Elle allait partir lorsqu’elle se retourna :
« Oh, demain les cloches risquent encore de sonner, probablement bien plus que lorsque tu m’as vu alors ne te fais pas sélectionner… En fait c’est probablement la chance la qualité la plus importante. Assure-toi que la personne que tu m’amèneras n’en soit pas dépourvue ! »
A ces mots elle fit demi-tour le sourire aux lèvres et parti vers le cercle du sang. Il m’était déjà arrivé de me demander ma principale force. En grandissant je réalise le nombre de périls auxquels j’ai échappé voir auxquels je n’ai même pas encore été confrontée. Je conserve toujours presque toute mon innocence ce qui, pour une humaine de mon âge, semble être une véritable prouesse si j’en crois les visages livides des autres personnes que je croise sans cesse. Enfin, Thomas que je compte bien recruter semble être comme moi et à peine plus âgé. En ce sens il est sans doute encore plus chanceux que moi !
Epilogue
Le mariage se passa sans encombre et Piotyr fut arrêté et exécuté peu après le meurtre du baron de Jalmar. À la suite de cela nul ne contesta plus le règne de Stanislas. Quarante ans après son union avec Elena et alors que leur premier fils, Nikolaj, était né ; le roi Piotr IV d’Ishka succomba à la malédiction de l’ennui. Soutenu par sa mère et par nombre de nobles trop effrayés par sa puissance, le vampire trois fois roi n’eut aucun mal à ceindre la dernière couronne du monde connu.
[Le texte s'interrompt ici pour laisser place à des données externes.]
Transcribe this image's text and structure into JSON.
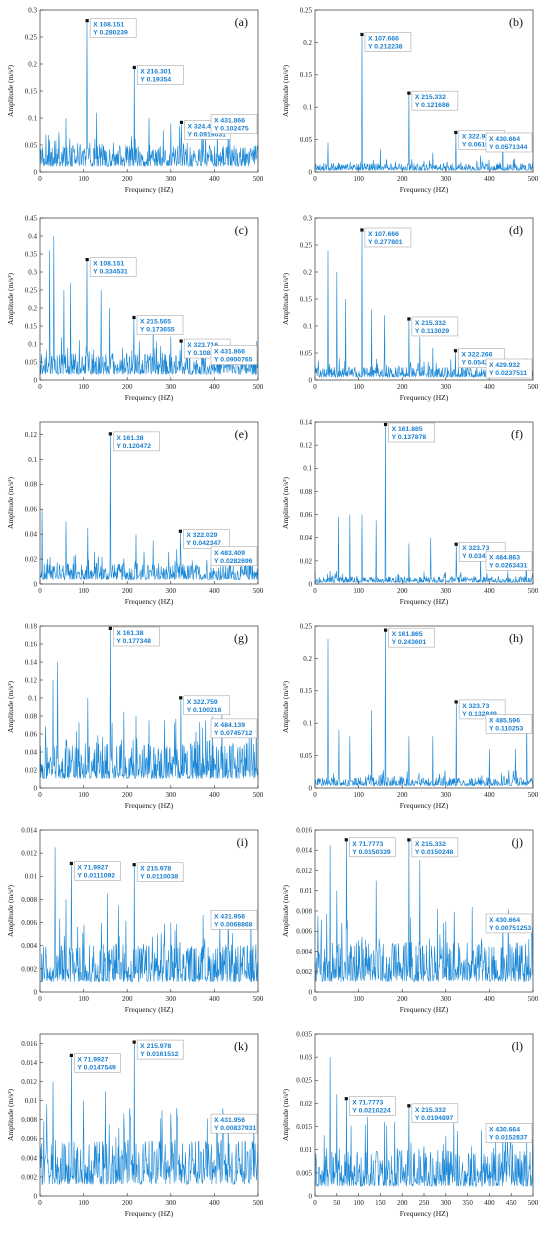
{
  "colors": {
    "line": "#1a87d6",
    "tip_text": "#1a7fd0",
    "tip_border": "#9a9a9a",
    "axis": "#333333"
  },
  "chart_data": [
    {
      "type": "line",
      "label": "(a)",
      "xlabel": "Frequency (HZ)",
      "ylabel": "Amplitude (m/s²)",
      "xlim": [
        0,
        500
      ],
      "ylim": [
        0,
        0.3
      ],
      "xticks": [
        "0",
        "100",
        "200",
        "300",
        "400",
        "500"
      ],
      "yticks": [
        "0",
        "0.05",
        "0.1",
        "0.15",
        "0.2",
        "0.25",
        "0.3"
      ],
      "noise_level": 0.03,
      "seed": 3,
      "peaks": [
        {
          "x": 108.151,
          "y": 0.280239,
          "tip_x": "X 108.151",
          "tip_y": "Y 0.280239"
        },
        {
          "x": 216.301,
          "y": 0.19354,
          "tip_x": "X 216.301",
          "tip_y": "Y 0.19354"
        },
        {
          "x": 324.452,
          "y": 0.0919031,
          "tip_x": "X 324.452",
          "tip_y": "Y 0.0919031"
        },
        {
          "x": 431.866,
          "y": 0.102475,
          "tip_x": "X 431.866",
          "tip_y": "Y 0.102475"
        }
      ],
      "extra_spikes": [
        [
          60,
          0.1
        ],
        [
          130,
          0.11
        ],
        [
          250,
          0.1
        ],
        [
          300,
          0.09
        ],
        [
          380,
          0.08
        ]
      ]
    },
    {
      "type": "line",
      "label": "(b)",
      "xlabel": "Frequency (HZ)",
      "ylabel": "Amplitude (m/s²)",
      "xlim": [
        0,
        500
      ],
      "ylim": [
        0,
        0.25
      ],
      "xticks": [
        "0",
        "100",
        "200",
        "300",
        "400",
        "500"
      ],
      "yticks": [
        "0",
        "0.05",
        "0.1",
        "0.15",
        "0.2",
        "0.25"
      ],
      "noise_level": 0.008,
      "seed": 7,
      "peaks": [
        {
          "x": 107.666,
          "y": 0.212238,
          "tip_x": "X 107.666",
          "tip_y": "Y 0.212238"
        },
        {
          "x": 215.332,
          "y": 0.121686,
          "tip_x": "X 215.332",
          "tip_y": "Y 0.121686"
        },
        {
          "x": 322.998,
          "y": 0.0610103,
          "tip_x": "X 322.998",
          "tip_y": "Y 0.0610103"
        },
        {
          "x": 430.664,
          "y": 0.0571344,
          "tip_x": "X 430.664",
          "tip_y": "Y 0.0571344"
        }
      ],
      "extra_spikes": [
        [
          30,
          0.045
        ],
        [
          150,
          0.035
        ],
        [
          270,
          0.03
        ],
        [
          380,
          0.025
        ]
      ]
    },
    {
      "type": "line",
      "label": "(c)",
      "xlabel": "Frequency (HZ)",
      "ylabel": "Amplitude (m/s²)",
      "xlim": [
        0,
        500
      ],
      "ylim": [
        0,
        0.45
      ],
      "xticks": [
        "0",
        "100",
        "200",
        "300",
        "400",
        "500"
      ],
      "yticks": [
        "0",
        "0.05",
        "0.1",
        "0.15",
        "0.2",
        "0.25",
        "0.3",
        "0.35",
        "0.4",
        "0.45"
      ],
      "noise_level": 0.045,
      "seed": 11,
      "peaks": [
        {
          "x": 108.151,
          "y": 0.334531,
          "tip_x": "X 108.151",
          "tip_y": "Y 0.334531"
        },
        {
          "x": 215.565,
          "y": 0.173655,
          "tip_x": "X 215.565",
          "tip_y": "Y 0.173655"
        },
        {
          "x": 323.716,
          "y": 0.108211,
          "tip_x": "X 323.716",
          "tip_y": "Y 0.108211"
        },
        {
          "x": 431.866,
          "y": 0.0900765,
          "tip_x": "X 431.866",
          "tip_y": "Y 0.0900765"
        }
      ],
      "extra_spikes": [
        [
          22,
          0.36
        ],
        [
          32,
          0.4
        ],
        [
          55,
          0.25
        ],
        [
          70,
          0.27
        ],
        [
          140,
          0.25
        ],
        [
          160,
          0.2
        ],
        [
          260,
          0.16
        ],
        [
          300,
          0.12
        ]
      ]
    },
    {
      "type": "line",
      "label": "(d)",
      "xlabel": "Frequency (HZ)",
      "ylabel": "Amplitude (m/s²)",
      "xlim": [
        0,
        500
      ],
      "ylim": [
        0,
        0.3
      ],
      "xticks": [
        "0",
        "100",
        "200",
        "300",
        "400",
        "500"
      ],
      "yticks": [
        "0",
        "0.05",
        "0.1",
        "0.15",
        "0.2",
        "0.25",
        "0.3"
      ],
      "noise_level": 0.015,
      "seed": 17,
      "peaks": [
        {
          "x": 107.666,
          "y": 0.277801,
          "tip_x": "X 107.666",
          "tip_y": "Y 0.277801"
        },
        {
          "x": 215.332,
          "y": 0.113029,
          "tip_x": "X 215.332",
          "tip_y": "Y 0.113029"
        },
        {
          "x": 322.266,
          "y": 0.054243,
          "tip_x": "X 322.266",
          "tip_y": "Y 0.054243"
        },
        {
          "x": 429.932,
          "y": 0.0237511,
          "tip_x": "X 429.932",
          "tip_y": "Y 0.0237511"
        }
      ],
      "extra_spikes": [
        [
          30,
          0.24
        ],
        [
          50,
          0.2
        ],
        [
          70,
          0.15
        ],
        [
          130,
          0.13
        ],
        [
          160,
          0.12
        ],
        [
          240,
          0.08
        ],
        [
          270,
          0.06
        ]
      ]
    },
    {
      "type": "line",
      "label": "(e)",
      "xlabel": "Frequency (HZ)",
      "ylabel": "Amplitude (m/s²)",
      "xlim": [
        0,
        500
      ],
      "ylim": [
        0,
        0.13
      ],
      "xticks": [
        "0",
        "100",
        "200",
        "300",
        "400",
        "500"
      ],
      "yticks": [
        "0",
        "0.02",
        "0.04",
        "0.06",
        "0.08",
        "0.1",
        "0.12"
      ],
      "noise_level": 0.01,
      "seed": 23,
      "peaks": [
        {
          "x": 161.38,
          "y": 0.120472,
          "tip_x": "X 161.38",
          "tip_y": "Y 0.120472"
        },
        {
          "x": 322.029,
          "y": 0.042347,
          "tip_x": "X 322.029",
          "tip_y": "Y 0.042347"
        },
        {
          "x": 483.409,
          "y": 0.0282696,
          "tip_x": "X 483.409",
          "tip_y": "Y 0.0282696"
        }
      ],
      "extra_spikes": [
        [
          5,
          0.06
        ],
        [
          60,
          0.05
        ],
        [
          110,
          0.045
        ],
        [
          220,
          0.04
        ],
        [
          260,
          0.035
        ]
      ]
    },
    {
      "type": "line",
      "label": "(f)",
      "xlabel": "Frequency (HZ)",
      "ylabel": "Amplitude (m/s²)",
      "xlim": [
        0,
        500
      ],
      "ylim": [
        0,
        0.14
      ],
      "xticks": [
        "0",
        "100",
        "200",
        "300",
        "400",
        "500"
      ],
      "yticks": [
        "0",
        "0.02",
        "0.04",
        "0.06",
        "0.08",
        "0.1",
        "0.12",
        "0.14"
      ],
      "noise_level": 0.004,
      "seed": 29,
      "peaks": [
        {
          "x": 161.865,
          "y": 0.137878,
          "tip_x": "X 161.865",
          "tip_y": "Y 0.137878"
        },
        {
          "x": 323.73,
          "y": 0.0343546,
          "tip_x": "X 323.73",
          "tip_y": "Y 0.0343546"
        },
        {
          "x": 484.863,
          "y": 0.0263431,
          "tip_x": "X 484.863",
          "tip_y": "Y 0.0263431"
        }
      ],
      "extra_spikes": [
        [
          54,
          0.058
        ],
        [
          80,
          0.06
        ],
        [
          108,
          0.06
        ],
        [
          140,
          0.055
        ],
        [
          215,
          0.035
        ],
        [
          265,
          0.04
        ],
        [
          380,
          0.025
        ]
      ]
    },
    {
      "type": "line",
      "label": "(g)",
      "xlabel": "Frequency (HZ)",
      "ylabel": "Amplitude (m/s²)",
      "xlim": [
        0,
        500
      ],
      "ylim": [
        0,
        0.18
      ],
      "xticks": [
        "0",
        "100",
        "200",
        "300",
        "400",
        "500"
      ],
      "yticks": [
        "0",
        "0.02",
        "0.04",
        "0.06",
        "0.08",
        "0.1",
        "0.12",
        "0.14",
        "0.16",
        "0.18"
      ],
      "noise_level": 0.03,
      "seed": 31,
      "peaks": [
        {
          "x": 161.38,
          "y": 0.177348,
          "tip_x": "X 161.38",
          "tip_y": "Y 0.177348"
        },
        {
          "x": 322.759,
          "y": 0.100216,
          "tip_x": "X 322.759",
          "tip_y": "Y 0.100216"
        },
        {
          "x": 484.139,
          "y": 0.0745712,
          "tip_x": "X 484.139",
          "tip_y": "Y 0.0745712"
        }
      ],
      "extra_spikes": [
        [
          30,
          0.12
        ],
        [
          40,
          0.14
        ],
        [
          110,
          0.1
        ],
        [
          220,
          0.08
        ],
        [
          380,
          0.075
        ]
      ]
    },
    {
      "type": "line",
      "label": "(h)",
      "xlabel": "Frequency (HZ)",
      "ylabel": "Amplitude (m/s²)",
      "xlim": [
        0,
        500
      ],
      "ylim": [
        0,
        0.25
      ],
      "xticks": [
        "0",
        "100",
        "200",
        "300",
        "400",
        "500"
      ],
      "yticks": [
        "0",
        "0.05",
        "0.1",
        "0.15",
        "0.2",
        "0.25"
      ],
      "noise_level": 0.01,
      "seed": 37,
      "peaks": [
        {
          "x": 161.865,
          "y": 0.243601,
          "tip_x": "X 161.865",
          "tip_y": "Y 0.243601"
        },
        {
          "x": 323.73,
          "y": 0.132849,
          "tip_x": "X 323.73",
          "tip_y": "Y 0.132849"
        },
        {
          "x": 485.596,
          "y": 0.110253,
          "tip_x": "X 485.596",
          "tip_y": "Y 0.110253"
        }
      ],
      "extra_spikes": [
        [
          30,
          0.23
        ],
        [
          55,
          0.09
        ],
        [
          80,
          0.08
        ],
        [
          130,
          0.12
        ],
        [
          215,
          0.08
        ],
        [
          270,
          0.08
        ],
        [
          400,
          0.06
        ],
        [
          460,
          0.06
        ]
      ]
    },
    {
      "type": "line",
      "label": "(i)",
      "xlabel": "Frequency (HZ)",
      "ylabel": "Amplitude (m/s²)",
      "xlim": [
        0,
        500
      ],
      "ylim": [
        0,
        0.014
      ],
      "xticks": [
        "0",
        "100",
        "200",
        "300",
        "400",
        "500"
      ],
      "yticks": [
        "0",
        "0.002",
        "0.004",
        "0.006",
        "0.008",
        "0.01",
        "0.012",
        "0.014"
      ],
      "noise_level": 0.0025,
      "seed": 41,
      "peaks": [
        {
          "x": 71.9927,
          "y": 0.0111092,
          "tip_x": "X 71.9927",
          "tip_y": "Y 0.0111092"
        },
        {
          "x": 215.978,
          "y": 0.0110038,
          "tip_x": "X 215.978",
          "tip_y": "Y 0.0110038"
        },
        {
          "x": 431.956,
          "y": 0.0068868,
          "tip_x": "X 431.956",
          "tip_y": "Y 0.0068868"
        }
      ],
      "extra_spikes": [
        [
          35,
          0.0125
        ],
        [
          60,
          0.008
        ],
        [
          155,
          0.0085
        ],
        [
          180,
          0.0075
        ],
        [
          300,
          0.006
        ]
      ]
    },
    {
      "type": "line",
      "label": "(j)",
      "xlabel": "Frequency (HZ)",
      "ylabel": "Amplitude (m/s²)",
      "xlim": [
        0,
        500
      ],
      "ylim": [
        0,
        0.016
      ],
      "xticks": [
        "0",
        "100",
        "200",
        "300",
        "400",
        "500"
      ],
      "yticks": [
        "0",
        "0.002",
        "0.004",
        "0.006",
        "0.008",
        "0.01",
        "0.012",
        "0.014",
        "0.016"
      ],
      "noise_level": 0.003,
      "seed": 43,
      "peaks": [
        {
          "x": 71.7773,
          "y": 0.0150339,
          "tip_x": "X 71.7773",
          "tip_y": "Y 0.0150339"
        },
        {
          "x": 215.332,
          "y": 0.0150248,
          "tip_x": "X 215.332",
          "tip_y": "Y 0.0150248"
        },
        {
          "x": 430.664,
          "y": 0.00751253,
          "tip_x": "X 430.664",
          "tip_y": "Y 0.00751253"
        }
      ],
      "extra_spikes": [
        [
          35,
          0.0145
        ],
        [
          50,
          0.01
        ],
        [
          140,
          0.011
        ],
        [
          240,
          0.013
        ],
        [
          300,
          0.007
        ]
      ]
    },
    {
      "type": "line",
      "label": "(k)",
      "xlabel": "Frequency (HZ)",
      "ylabel": "Amplitude (m/s²)",
      "xlim": [
        0,
        500
      ],
      "ylim": [
        0,
        0.017
      ],
      "xticks": [
        "0",
        "100",
        "200",
        "300",
        "400",
        "500"
      ],
      "yticks": [
        "0",
        "0.002",
        "0.004",
        "0.006",
        "0.008",
        "0.01",
        "0.012",
        "0.014",
        "0.016"
      ],
      "noise_level": 0.0035,
      "seed": 47,
      "peaks": [
        {
          "x": 71.9927,
          "y": 0.0147549,
          "tip_x": "X 71.9927",
          "tip_y": "Y 0.0147549"
        },
        {
          "x": 215.978,
          "y": 0.0161512,
          "tip_x": "X 215.978",
          "tip_y": "Y 0.0161512"
        },
        {
          "x": 431.956,
          "y": 0.00837931,
          "tip_x": "X 431.956",
          "tip_y": "Y 0.00837931"
        }
      ],
      "extra_spikes": [
        [
          30,
          0.012
        ],
        [
          100,
          0.01
        ],
        [
          150,
          0.011
        ],
        [
          280,
          0.009
        ]
      ]
    },
    {
      "type": "line",
      "label": "(l)",
      "xlabel": "Frequency (HZ)",
      "ylabel": "Amplitude (m/s²)",
      "xlim": [
        0,
        500
      ],
      "ylim": [
        0,
        0.035
      ],
      "xticks": [
        "0",
        "50",
        "100",
        "150",
        "200",
        "250",
        "300",
        "350",
        "400",
        "450",
        "500"
      ],
      "yticks": [
        "0",
        "0.005",
        "0.01",
        "0.015",
        "0.02",
        "0.025",
        "0.03",
        "0.035"
      ],
      "noise_level": 0.006,
      "seed": 53,
      "peaks": [
        {
          "x": 71.7773,
          "y": 0.0210224,
          "tip_x": "X 71.7773",
          "tip_y": "Y 0.0210224"
        },
        {
          "x": 215.332,
          "y": 0.0194897,
          "tip_x": "X 215.332",
          "tip_y": "Y 0.0194897"
        },
        {
          "x": 430.664,
          "y": 0.0152837,
          "tip_x": "X 430.664",
          "tip_y": "Y 0.0152837"
        }
      ],
      "extra_spikes": [
        [
          35,
          0.03
        ],
        [
          50,
          0.022
        ],
        [
          120,
          0.017
        ],
        [
          160,
          0.016
        ],
        [
          300,
          0.013
        ]
      ]
    }
  ]
}
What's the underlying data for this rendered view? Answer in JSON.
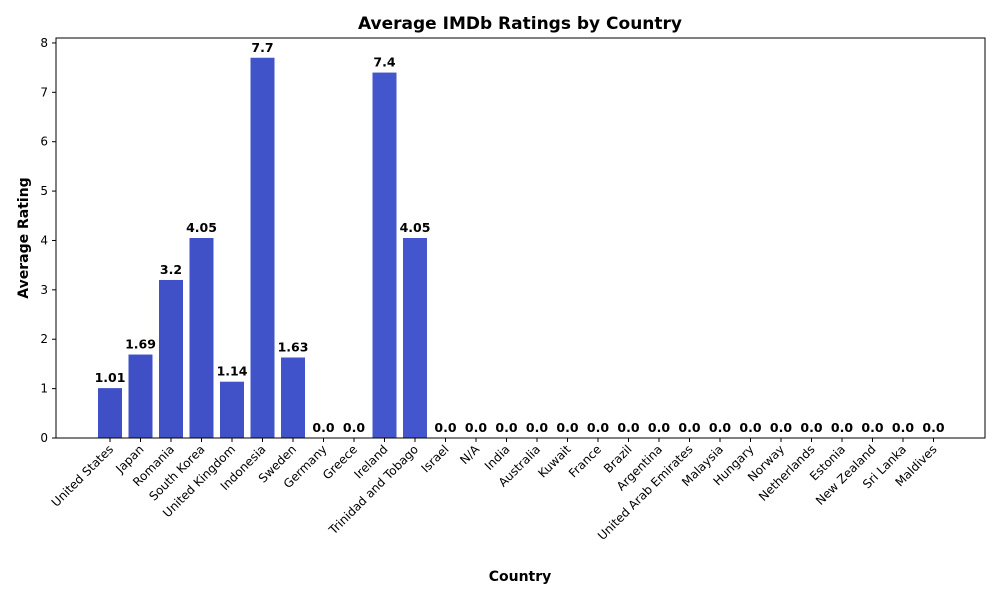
{
  "chart_data": {
    "type": "bar",
    "title": "Average IMDb Ratings by Country",
    "xlabel": "Country",
    "ylabel": "Average Rating",
    "ylim": [
      0,
      8.1
    ],
    "yticks": [
      0,
      1,
      2,
      3,
      4,
      5,
      6,
      7,
      8
    ],
    "grid": false,
    "bar_color_start": "#3f4fc6",
    "bar_color_end": "#4a63d8",
    "categories": [
      "United States",
      "Japan",
      "Romania",
      "South Korea",
      "United Kingdom",
      "Indonesia",
      "Sweden",
      "Germany",
      "Greece",
      "Ireland",
      "Trinidad and Tobago",
      "Israel",
      "N/A",
      "India",
      "Australia",
      "Kuwait",
      "France",
      "Brazil",
      "Argentina",
      "United Arab Emirates",
      "Malaysia",
      "Hungary",
      "Norway",
      "Netherlands",
      "Estonia",
      "New Zealand",
      "Sri Lanka",
      "Maldives"
    ],
    "values": [
      1.01,
      1.69,
      3.2,
      4.05,
      1.14,
      7.7,
      1.63,
      0.0,
      0.0,
      7.4,
      4.05,
      0.0,
      0.0,
      0.0,
      0.0,
      0.0,
      0.0,
      0.0,
      0.0,
      0.0,
      0.0,
      0.0,
      0.0,
      0.0,
      0.0,
      0.0,
      0.0,
      0.0
    ],
    "data_labels": [
      "1.01",
      "1.69",
      "3.2",
      "4.05",
      "1.14",
      "7.7",
      "1.63",
      "0.0",
      "0.0",
      "7.4",
      "4.05",
      "0.0",
      "0.0",
      "0.0",
      "0.0",
      "0.0",
      "0.0",
      "0.0",
      "0.0",
      "0.0",
      "0.0",
      "0.0",
      "0.0",
      "0.0",
      "0.0",
      "0.0",
      "0.0",
      "0.0"
    ]
  }
}
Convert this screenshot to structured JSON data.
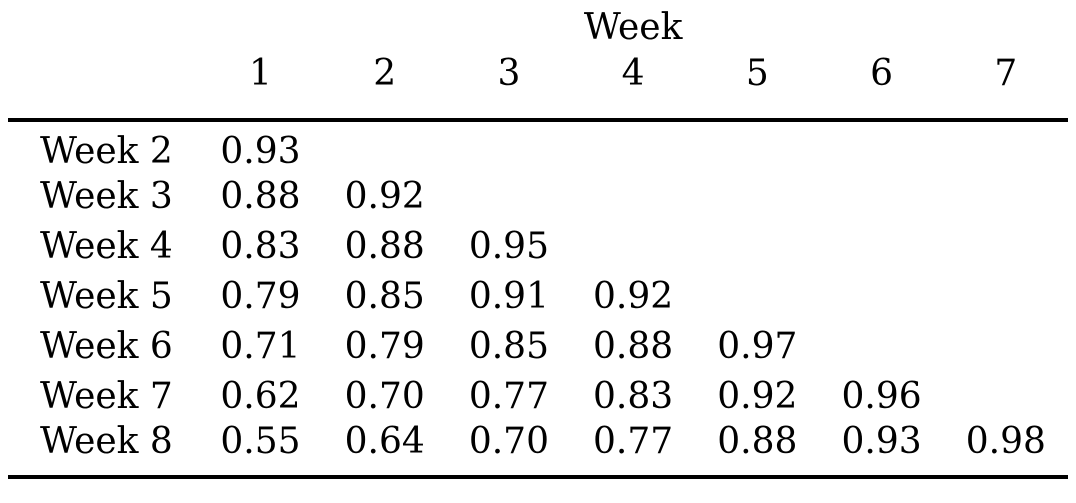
{
  "table": {
    "group_header": "Week",
    "columns": [
      "1",
      "2",
      "3",
      "4",
      "5",
      "6",
      "7"
    ],
    "rows": [
      {
        "label": "Week 2",
        "values": [
          "0.93",
          "",
          "",
          "",
          "",
          "",
          ""
        ]
      },
      {
        "label": "Week 3",
        "values": [
          "0.88",
          "0.92",
          "",
          "",
          "",
          "",
          ""
        ]
      },
      {
        "label": "Week 4",
        "values": [
          "0.83",
          "0.88",
          "0.95",
          "",
          "",
          "",
          ""
        ]
      },
      {
        "label": "Week 5",
        "values": [
          "0.79",
          "0.85",
          "0.91",
          "0.92",
          "",
          "",
          ""
        ]
      },
      {
        "label": "Week 6",
        "values": [
          "0.71",
          "0.79",
          "0.85",
          "0.88",
          "0.97",
          "",
          ""
        ]
      },
      {
        "label": "Week 7",
        "values": [
          "0.62",
          "0.70",
          "0.77",
          "0.83",
          "0.92",
          "0.96",
          ""
        ]
      },
      {
        "label": "Week 8",
        "values": [
          "0.55",
          "0.64",
          "0.70",
          "0.77",
          "0.88",
          "0.93",
          "0.98"
        ]
      }
    ]
  }
}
Il s’auto proclama alors Empereur et fit fonder une nouvelle ville sur le site de Kachav qu’il nomma Stanislasmar et qui devint la capitale de son nouvel état. Comme pour montrer aux sceptiques qu’il était désormais le plus grand ennemi des hommes il instaura les purges systématiques de telle sorte que jamais la population humaine ne soit quinze fois supérieure à celle des vampires. Enfin il donna les derniers titres vacants aux seigneurs qui l’avaient le mieux servi durant la guerre et fit ainsi de sa sœur la grande-duchesse de Valassmar.
S’ouvrit alors un âge sombre pour la race des hommes, plus que jamais oppressés par leurs seigneurs et maîtres, eux-mêmes soumis à l’implacable joug de leur Empereur Stanislas dit l’unificateur.